O IBGC hoje conta com mais de 1.500 associados e ministra cursos de capacitação para executivos, empresários, conselheiros e pesquisadores.O Instituto destaca-se também por ter elaborado, em 1999, 0 Código das Melhores Práticas de Governança Corporativa, que já está na sua quarta edição atualizada. Além do Código, o Instituto tem uma gama de publicações sobre aspectos relevantes da Governança Corporativa, tais como os Cadernos de Governança, as cartas diretrizes e estudos de caso. O Guia das Melhores Práticas de Governança pra Fundações e Institutos Empresariais tem como objetivo tornar ainda mais abrangente o escopo de atuação do IBGC(IBGC,2009,p.05).

 

CONCEITO DE GOVERNANÇA CORPORATIVA

Segundo o Manual das Melhores Práticas de Governança Corporativa,pelo Instituto Brasileiro de Governança Corporativa (IBGC,2009,p.19), a Governança Corporativa consiste em um “sistema pelo qual as organizações são dirigidas, monitoradas e incentivadas, envolvendo o relacionamento entre Conselho, equipe executiva e demais órgãos de controle”.

A Comissão de Valores Mobiliários (CVM), segundo Oliveira, Perez Jr. e Silva (2013, p. 297), entende que o conjunto de práticas da Governança Corporativa facilita ao acesso ao capital, protegendo as partes interessadas e otimiza o desempenho da companhia.
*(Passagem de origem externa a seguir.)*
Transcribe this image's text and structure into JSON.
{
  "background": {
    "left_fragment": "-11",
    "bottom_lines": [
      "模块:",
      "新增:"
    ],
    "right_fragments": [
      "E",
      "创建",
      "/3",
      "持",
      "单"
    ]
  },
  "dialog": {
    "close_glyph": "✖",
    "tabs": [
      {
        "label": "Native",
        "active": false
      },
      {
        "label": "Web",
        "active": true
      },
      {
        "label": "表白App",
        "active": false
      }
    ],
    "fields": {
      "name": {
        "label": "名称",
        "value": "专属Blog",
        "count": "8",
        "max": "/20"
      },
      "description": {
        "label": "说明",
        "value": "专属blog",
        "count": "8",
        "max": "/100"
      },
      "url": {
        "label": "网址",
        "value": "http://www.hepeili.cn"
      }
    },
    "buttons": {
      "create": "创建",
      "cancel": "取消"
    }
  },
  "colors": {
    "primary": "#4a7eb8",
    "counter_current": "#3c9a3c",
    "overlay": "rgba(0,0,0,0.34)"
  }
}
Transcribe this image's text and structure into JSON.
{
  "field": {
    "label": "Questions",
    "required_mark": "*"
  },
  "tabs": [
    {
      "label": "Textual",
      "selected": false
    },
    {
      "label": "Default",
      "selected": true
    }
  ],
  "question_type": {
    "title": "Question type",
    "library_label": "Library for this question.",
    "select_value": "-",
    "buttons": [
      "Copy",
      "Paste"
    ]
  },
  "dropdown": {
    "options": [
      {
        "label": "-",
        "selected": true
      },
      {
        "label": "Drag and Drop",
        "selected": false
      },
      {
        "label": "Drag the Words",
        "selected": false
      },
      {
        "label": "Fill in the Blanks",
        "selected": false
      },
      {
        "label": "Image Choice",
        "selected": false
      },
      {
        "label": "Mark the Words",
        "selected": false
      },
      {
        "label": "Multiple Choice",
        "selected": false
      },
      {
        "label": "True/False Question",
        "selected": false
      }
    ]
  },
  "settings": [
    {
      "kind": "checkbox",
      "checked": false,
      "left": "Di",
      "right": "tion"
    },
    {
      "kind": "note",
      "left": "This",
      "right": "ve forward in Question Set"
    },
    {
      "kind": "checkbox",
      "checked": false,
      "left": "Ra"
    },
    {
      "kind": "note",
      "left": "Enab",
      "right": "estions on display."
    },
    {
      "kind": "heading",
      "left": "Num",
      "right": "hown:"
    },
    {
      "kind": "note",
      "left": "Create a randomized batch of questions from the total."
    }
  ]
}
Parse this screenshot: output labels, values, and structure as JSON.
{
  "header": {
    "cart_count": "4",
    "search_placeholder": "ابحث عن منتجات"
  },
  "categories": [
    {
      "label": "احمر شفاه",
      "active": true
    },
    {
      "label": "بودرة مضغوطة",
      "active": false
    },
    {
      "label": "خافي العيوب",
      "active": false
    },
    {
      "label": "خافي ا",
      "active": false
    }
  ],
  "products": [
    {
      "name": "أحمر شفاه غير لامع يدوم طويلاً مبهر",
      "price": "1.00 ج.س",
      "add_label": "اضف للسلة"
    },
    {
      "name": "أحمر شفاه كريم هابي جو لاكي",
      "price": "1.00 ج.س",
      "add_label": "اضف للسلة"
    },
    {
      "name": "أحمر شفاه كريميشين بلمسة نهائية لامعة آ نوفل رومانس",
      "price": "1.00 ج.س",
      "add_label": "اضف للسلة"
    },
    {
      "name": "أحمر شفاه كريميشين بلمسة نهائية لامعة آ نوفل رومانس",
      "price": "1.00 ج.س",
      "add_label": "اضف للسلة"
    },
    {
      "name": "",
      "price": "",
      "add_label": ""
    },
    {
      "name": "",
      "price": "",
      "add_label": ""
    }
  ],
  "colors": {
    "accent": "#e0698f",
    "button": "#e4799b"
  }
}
Embora bem definido, o conceito de governança tende a ser mais amplo, posto que além dos relacionamentos citados com o Conselho, equipe executiva e demais órgãos de controle, já se percebe que a Governança influencia também as equipes operacionais, responsáveis de fato pela execução de quaisquer entidades, além dos agentes financiadores ou geradores de recursos e rendas, tais como patrocinadores, doadores, acionistas, agentes financeiros, instituições de créditos e  fornecedores.

Segundo o IBGC (IBGC,2009, p.19), as boas práticas de Governança Corporativa podem ser expressas em princípios básicos como Transparência, Equidade, Prestação de Contas e Responsabilidade.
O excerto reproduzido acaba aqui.